For years, I rode a 50 cc Honda Ruckus scooter on my couple mile commute to work. I’m sure a gray haired man looks silly on such a contraption, and often well-meaning folks would ask me when I was graduating to a real bike like a Harley. Most people find it a bit disarming when you kindly but bluntly share that you really don’t give a flip what anyone thinks about much of anything, especially your choice of transportation. After a few years, I did finally obtain my motorcycle license and graduate all the way up to a 125 cc pint-sized Honda Grom. It was fun for a couple years dodging both oblivious and malicious car drivers until I decided I wanted to live to see my kids leave the house and sold them both, enhancing my wife’s peace of mind in the process. It is said it is more fun to drive a slow bike fast than a fast bike slow. The same can be applied to many toys and life pursuits.
Author
That’s a perfect analogy, Charred Doc. I enjoy getting more mileage from gear most would put in the donate pile. Makes me feel like I’m winning.

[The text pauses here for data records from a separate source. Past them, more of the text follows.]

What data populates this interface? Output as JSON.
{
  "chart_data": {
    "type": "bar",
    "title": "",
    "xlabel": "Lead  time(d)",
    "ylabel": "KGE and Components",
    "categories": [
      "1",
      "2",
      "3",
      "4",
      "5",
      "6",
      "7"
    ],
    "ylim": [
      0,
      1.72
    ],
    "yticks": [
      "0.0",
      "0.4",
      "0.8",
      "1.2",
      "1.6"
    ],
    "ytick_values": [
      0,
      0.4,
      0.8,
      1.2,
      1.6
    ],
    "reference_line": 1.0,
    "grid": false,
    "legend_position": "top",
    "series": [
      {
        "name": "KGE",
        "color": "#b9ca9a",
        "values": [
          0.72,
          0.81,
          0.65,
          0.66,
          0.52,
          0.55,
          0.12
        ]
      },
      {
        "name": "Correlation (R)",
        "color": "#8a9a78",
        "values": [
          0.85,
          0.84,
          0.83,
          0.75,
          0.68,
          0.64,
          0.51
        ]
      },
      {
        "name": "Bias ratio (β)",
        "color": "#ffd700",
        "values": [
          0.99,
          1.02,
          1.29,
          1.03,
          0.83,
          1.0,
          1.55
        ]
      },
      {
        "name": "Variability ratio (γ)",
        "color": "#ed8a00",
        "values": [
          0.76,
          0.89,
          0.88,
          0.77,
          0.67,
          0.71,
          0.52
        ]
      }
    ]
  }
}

I had a friend (since the third grade) who decided to ride a motorcycle in adulthood. I promised I would not judge him and asked only that he please consider placing an organ donation sticker on his license. He did, and we made our peace with his risk tolerance.
This post is cleverly written and made me smile on the inside. I too remember a childhood of boogie boarding so your preference strikes me as childlike innocence, which we could all probably benefit from. Good for you for not being a slave to what others think!
Author
Thank you for the kind words, TSH! I always appreciate my immaturity being interpreted as innocence.
I really enjoyed your post and it is so, so,so true among our own. I’m not quite 4 years out of residency, but I still drive a beater truck. I love it when other docs scoff at my ride, only to find the same ones bemoaning that they will never be able to retire because of x, y or z. I look forward to the day I ride off into the sunset of retirement (in my beater truck) while the fancy cars remain parked permanently at the hospital! By the way, bodyboarding is awesome! Enjoy the salt water and thank you for the encouragement 🙂
Author
Thanks Nightnight Doc! We can race rustbuckets at the early retiree/young age home together!